The good-natured Stephen Lynch never really imagined a stand-up comedy career for himself – in the beginning, his ambitions stretched no further than making his college buddies laugh. “I was a theatre major at a state university,” he explains, “living in a house in Kalamazoo, Michigan, with about eight or nine of us. It was a big old place in what was insensitively referred to as the student ghetto. I lived with a mix of theatre people, like me, and dirty punk rock people.” Lynch found himself drawn to the punks – and to the guitars that they left lying around. “I knew how to play the piano, but there’s not a whole lot of that in punk,” he says with a laugh. “Living there is where I first learned to play the guitar.” Comedy soon followed
There were many times, Lynch tells me, when the bong was being passed around, and everyone was trying to crack one another up – as, let’s face it, is an unbeatable form of entertainment at that age. “I’d pick up a guitar and start making up funny songs,” he says. “I did it just to amuse myself and those around me, and never thought it would be anything but a hobby, then I woke up a decade later and realised it was my career, so I quit my job and decided to go for it fulltime. It just happened – it was never my intention to get into the world of comedy. I don’t know much about comedy, to be honest with you, but I love playing music, so I got to sneak in the back door of a life where I get to play songs for people. No matter the subject matter, I’m happy.”
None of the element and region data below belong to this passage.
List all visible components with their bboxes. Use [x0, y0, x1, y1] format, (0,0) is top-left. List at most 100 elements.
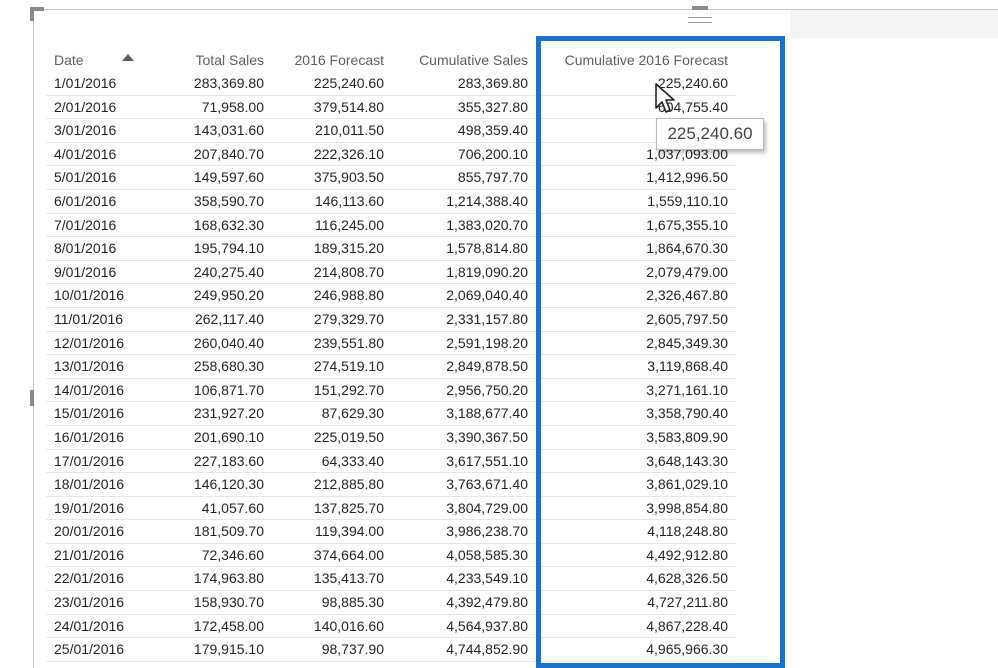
cell-total-sales: 262,117.40: [194, 310, 264, 327]
cell-cumulative-sales: 4,392,479.80: [446, 594, 528, 611]
cell-2016-forecast: 274,519.10: [313, 358, 384, 375]
cell-total-sales: 240,275.40: [193, 263, 264, 280]
cell-total-sales: 71,958.00: [201, 98, 264, 115]
cell-total-sales: 146,120.30: [193, 476, 264, 493]
cell-total-sales: 179,915.10: [193, 641, 264, 658]
cell-cumulative-sales: 3,617,551.10: [446, 452, 528, 469]
cell-total-sales: 201,690.10: [193, 428, 264, 445]
cell-2016-forecast: 210,011.50: [314, 122, 384, 139]
resize-handle-top[interactable]: [692, 6, 708, 10]
cell-total-sales: 231,927.20: [193, 405, 264, 422]
visual-frame-top: [33, 9, 998, 10]
cell-2016-forecast: 225,240.60: [313, 75, 384, 91]
cell-2016-forecast: 214,808.70: [313, 263, 384, 280]
resize-handle-left[interactable]: [30, 390, 34, 406]
cell-date: 18/01/2016: [54, 476, 125, 493]
cell-cumulative-sales: 3,804,729.00: [446, 499, 528, 516]
cell-date: 5/01/2016: [54, 169, 117, 186]
sort-ascending-icon[interactable]: [122, 54, 134, 61]
cell-2016-forecast: 222,326.10: [313, 145, 384, 162]
cell-2016-forecast: 225,019.50: [313, 428, 384, 445]
cell-cumulative-sales: 2,956,750.20: [446, 381, 528, 398]
cell-total-sales: 158,930.70: [193, 594, 264, 611]
cell-2016-forecast: 140,016.60: [313, 617, 384, 634]
cell-date: 6/01/2016: [54, 192, 117, 209]
cell-2016-forecast: 116,245.00: [314, 216, 384, 233]
cell-cumulative-sales: 4,744,852.90: [446, 641, 528, 658]
cell-2016-forecast: 146,113.60: [314, 192, 384, 209]
cell-cumulative-sales: 2,591,198.20: [446, 334, 528, 351]
cell-date: 1/01/2016: [54, 75, 117, 91]
cell-date: 19/01/2016: [54, 499, 125, 516]
cell-date: 25/01/2016: [54, 641, 125, 658]
cell-cumulative-sales: 3,986,238.70: [446, 523, 528, 540]
cell-cumulative-sales: 4,564,937.80: [446, 617, 528, 634]
cell-2016-forecast: 239,551.80: [313, 334, 384, 351]
cell-total-sales: 227,183.60: [193, 452, 264, 469]
cell-total-sales: 249,950.20: [193, 287, 264, 304]
cell-date: 14/01/2016: [54, 381, 125, 398]
cell-date: 10/01/2016: [54, 287, 125, 304]
cell-date: 20/01/2016: [54, 523, 125, 540]
column-header-2016-forecast[interactable]: 2016 Forecast: [264, 48, 385, 71]
cell-cumulative-sales: 4,058,585.30: [446, 546, 528, 563]
cell-2016-forecast: 119,394.00: [314, 523, 384, 540]
resize-handle-top-left-vertical[interactable]: [30, 7, 34, 21]
cell-2016-forecast: 137,825.70: [313, 499, 384, 516]
cell-total-sales: 283,369.80: [193, 75, 264, 91]
cell-date: 21/01/2016: [54, 546, 125, 563]
value-tooltip: 225,240.60: [656, 118, 764, 150]
cell-date: 16/01/2016: [54, 428, 125, 445]
cell-total-sales: 358,590.70: [193, 192, 264, 209]
cell-2016-forecast: 189,315.20: [313, 240, 384, 257]
cell-date: 3/01/2016: [54, 122, 117, 139]
column-header-cumulative-sales[interactable]: Cumulative Sales: [384, 48, 528, 71]
cell-2016-forecast: 375,903.50: [313, 169, 384, 186]
cell-date: 9/01/2016: [54, 263, 117, 280]
cell-cumulative-sales: 2,331,157.80: [446, 310, 528, 327]
cell-date: 17/01/2016: [54, 452, 125, 469]
cell-cumulative-sales: 1,383,020.70: [446, 216, 528, 233]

Lynch’s debut album A Little Bit Special was released in 2000 – it featured an array of comedy songs both affectionate and mocking, with subject matter ranging from testicular anxiety to Jim Henson. He has written songs about abortion, and about the Special Olympics, and I ask if, over the course of his career, he’s found any subject too touchy, or perhaps one that’s just plain off-limits. “I definitely have that feeling about songs I’ve written,” he says. “I mean, I wrote that song about the Special Olympics when I was 19 or 20. I would never write something like that today, but you’re a different person when you’re young. I’ve learned form that song, and as I’ve gotten older, my focus is more on directing the humour in the music at myself, or at least at someone deserving.”
Though comedy is his trade, Lynch sees himself as a musician first and a joke-teller second. “I have a stable of singer-song writers who I’ve listened to since I was a kid, and I add to that periodically,” he tells me, of his direct musical influences. “When I was a kid, it was Paul Simon, and when I got a bit older, I added Bob Dylan and Joni Mitchell and Neil Young – great musicians with something to say, who can express emotions as well as ideas in songs. These days I listen to Patty Griffin and Iron And Wine and Ryan Adams and still Neil Young.” A few years ago, it occurred to Lynch that since he listened to and loved this kind of music, he might as well take a crack at writing it himself. Though it seems obvious in retrospect, Lynch was amazed at how much his new approach changed his song-writing technique.
In the past, Lynch would start a song with a joke, or at least a lyrical idea, and would then build a song around it. After growing tired of this approach, he decided that instead, he’d start by writing music he loved and let the lyrics flow from there. His most recent album, Lion, is his first to be written this way. “It was a very difficult process,” he says, “and I don’t think I’ve perfected it yet, but I figured it out enough along the way to write 13 songs I feel are pretty good, or at least pretty representative of where I am in my life. That’s why it took three years between the last two records. I threw away the old template, which had become stale and predictable and obvious, and challenged myself. I wanted to do something creatively satisfying.”
Lion was recorded in the country music capital of Nashville, and working there had been a dream of Lynch’s for some time. “I would drive to Nashville from where I live in Michigan,” he explains, “mostly because I wanted to take a big collection of instruments with me. It’s an eight-hour drive that I did probably three or four times, but I loved it, because I drove through some beautiful parts of the world.” He was drawn to the city to work with producer Doug Lancio, whose credits include the likes of Patty Griffin and Steve Earle. “You can’t spit without hitting an incredible musician down there,” Lynch laughs. “I wanted to work with a producer I admired and trusted, someone who could add the textures and layers I wanted to my music, and Doug was the guy. It was a thrilling process, not just to work with him, but to hear my music in the bands of some of the players I so greatly admire.”
Lynch has visited Australia several times over the years, and I ask what exactly we can expect when from his show when he returns. “It’s been a while since I’ve been down there last,” he says, “so I’ll probably play a very healthy combination of songs from the new record, and old ones that I know people will want to hear. I’m bringing a big group of people with me – funny people, great musicians and funny people, so it should be a really great show for everyone.”